En période de crise profonde, c’est compliqué. Quand la CGT dit des choses qui ne sont pas celles formulées par les milieux autorisés, comme disait Coluche, elle est à contre-courant. Mais cela ne veut pas dire qu’elle a tort. Et le contexte international pèse. Ce qui s’est passé en Grèce, c’est un déni total de démocratie. Ce n’est pas de nature à mobiliser.

Que dire du nombre de syndiqués qui ne cesse de baisser en France ?

Il est vrai qu’il faudrait plus de syndiqués. Mais n’oublions pas tout de même que la CGT a plus d’adhérents que l’ensemble des partis politiques en France ! Soit entre 670 000 et 680 000 en 2014.

Un syndicalisme fort, c’est aussi la condition d’un dialogue social de qualité.
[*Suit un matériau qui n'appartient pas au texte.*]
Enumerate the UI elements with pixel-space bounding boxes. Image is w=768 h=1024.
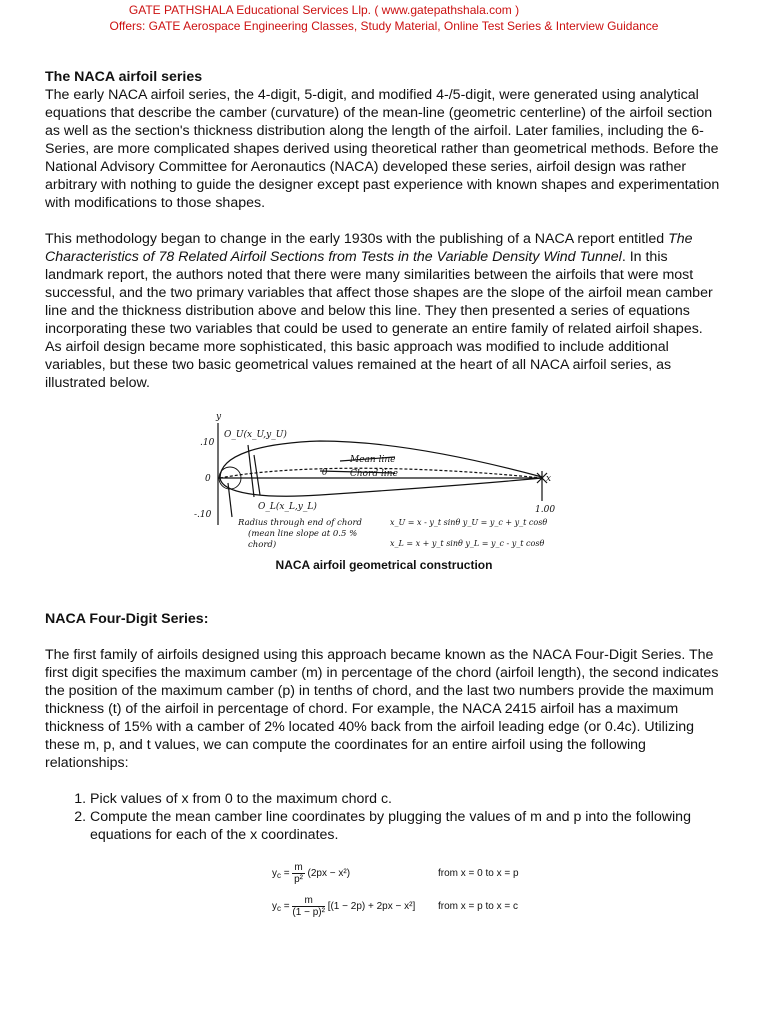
eq1-sub: c [277, 871, 281, 881]
upper-point-label: O_U(x_U,y_U) [224, 430, 287, 440]
chord-line-label: Chord line [350, 469, 398, 479]
section-title: The NACA airfoil series [45, 69, 203, 85]
eq1-rhs: (2px − x²) [307, 868, 351, 880]
eq1-num: m [294, 862, 303, 873]
radius-note-2: (mean line slope at 0.5 % [248, 529, 358, 539]
equation-1-range: from x = 0 to x = p [438, 868, 519, 879]
paragraph-2 [45, 230, 720, 392]
mean-line-label: Mean line [350, 455, 396, 465]
header-line-1: GATE PATHSHALA Educational Services Llp. ( www.gatepathshala.com ) [128, 3, 520, 17]
eq1-den: p² [294, 874, 304, 885]
steps-list [45, 790, 720, 844]
section-2-paragraph: The first family of airfoils designed using this approach became known as the NACA Four-Digit Series. The first digit specifies the maximum camber (m) in percentage of the chord (airfoil length), the second indicates the position of the maximum camber (p) in tenths of chord, and the last two numbers provide the maximum thickness (t) of the airfoil in percentage of chord. For example, the NACA 2415 airfoil has a maximum thickness of 15% with a camber of 2% located 40% back from the airfoil leading edge (or 0.4c). Utilizing these m, p, and t values, we can compute the coordinates for an entire airfoil using the following relationships: [45, 647, 719, 771]
lower-surface [220, 478, 542, 496]
radius-note-1: Radius through end of chord [238, 518, 362, 528]
section-four-digit [45, 610, 720, 844]
section-naca-series [45, 68, 720, 392]
report-title: The Characteristics of 78 Related Airfoil Sections from Tests in the Variable Density Wind Tunnel [45, 231, 693, 265]
y-axis-label: y [216, 412, 222, 422]
tick-bottom: -.10 [194, 510, 212, 520]
eq2-den: (1 − p)² [292, 907, 325, 918]
x-axis-label: x [546, 474, 552, 484]
equation-1: $y_c$ = $\frac{m}{\text{p²}}$ (2px − x²) [272, 862, 351, 885]
eq1-lhs: y [272, 868, 277, 880]
tick-zero: 0 [205, 474, 211, 484]
radius-note-3: chord) [248, 540, 277, 550]
equation-2: $y_c$ = $\frac{m}{\text{(1 − p)²}}$ [(1 − 2p) + 2px − x²] [272, 895, 416, 918]
paragraph-2-start: This methodology began to change in the early 1930s with the publishing of a NACA report entitled [45, 231, 669, 247]
x-end-label: 1.00 [535, 505, 556, 515]
eq2-rhs: [(1 − 2p) + 2px − x²] [327, 901, 416, 913]
airfoil-figure [190, 405, 560, 555]
eq-upper: x_U = x - y_t sinθ y_U = y_c + y_t cosθ [390, 518, 548, 527]
airfoil-diagram [190, 405, 560, 555]
figure-caption: NACA airfoil geometrical construction [275, 558, 493, 572]
section-2-title: NACA Four-Digit Series: [45, 611, 209, 627]
equation-2-range: from x = p to x = c [438, 901, 519, 912]
theta-label: θ [322, 468, 328, 478]
paragraph-1: The early NACA airfoil series, the 4-digit, 5-digit, and modified 4-/5-digit, were generated using analytical equations that describe the camber (curvature) of the mean-line (geometric centerline) of the airfoil section as well as the section's thickness distribution along the length of the airfoil. Later families, including the 6-Series, are more complicated shapes derived using theoretical rather than geometrical methods. Before the National Advisory Committee for Aeronautics (NACA) developed these series, airfoil design was rather arbitrary with nothing to guide the designer except past experience with known shapes and experimentation with modifications to those shapes. [45, 87, 720, 211]
step-1: 1. Pick values of x from 0 to the maximum chord c. [90, 790, 720, 808]
eq2-lhs: y [272, 901, 277, 913]
header-line-2: Offers: GATE Aerospace Engineering Classes, Study Material, Online Test Series & Interview Guidance [109, 19, 659, 33]
page-header [0, 2, 768, 34]
eq2-sub: c [277, 904, 281, 914]
step-2: 2. Compute the mean camber line coordinates by plugging the values of m and p into the following equations for each of the x coordinates. [90, 808, 720, 844]
eq2-num: m [292, 895, 325, 907]
tick-top: .10 [200, 438, 215, 448]
lower-point-label: O_L(x_L,y_L) [258, 502, 317, 512]
eq-lower: x_L = x + y_t sinθ y_L = y_c - y_t cosθ [390, 539, 545, 548]
paragraph-2-end: . In this landmark report, the authors noted that there were many similarities between the airfoils that were most successful, and the two primary variables that affect those shapes are the slope of the airfoil mean camber line and the thickness distribution above and below this line. They then presented a series of equations incorporating these two variables that could be used to generate an entire family of related airfoil shapes. As airfoil design became more sophisticated, this basic approach was modified to include additional variables, but these two basic geometrical values remained at the heart of all NACA airfoil series, as illustrated below. [45, 249, 713, 391]
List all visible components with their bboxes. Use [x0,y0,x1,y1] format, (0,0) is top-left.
Comment lui donner un second souffle ?

Actuellement, il y a une tendance à vouloir aspirer les représentants syndicaux loin des réalités du monde du travail. C’est ce qu’on appelle l’institutionnel. Notre démarche est, au contraire, d’être à côté des salariés. Il faut rééquilibrer le temps passé dans les institutions et celui consacré au terrain. Les salariés doivent aussi être plus impliqués dans les décisions. Mais n’oublions pas que le premier frein à la syndicalisation, c’est la peur de la répression.

Auto-entrepreneurs, indépendants : le monde du travail a aussi changé. Les syndicats ont-ils quelque chose à offrir à ces nouveaux travailleurs ?

Il y a surtout beaucoup de personnes privées d’emploi et de précaires. On s’en occupe, mais pas assez. En parallèle, une nouvelle forme de travail indépendant se développe. Ces travailleurs ont tendance à croire qu’ils sont leur propre patron, alors qu’en fait, dans leur grande majorité, ils s’auto-exploitent. On nous présente cela comme l’avenir, porté par les nouvelles technologies, mais il y a beaucoup d’abus de la part des entreprises. Il faut un débat sur ce sujet. Car, pour l’heure, le code du travail ne peut rien pour eux. Ils sont hors champ. Mais la priorité reste le maintien de la grande majorité des travailleurs dans le salariat.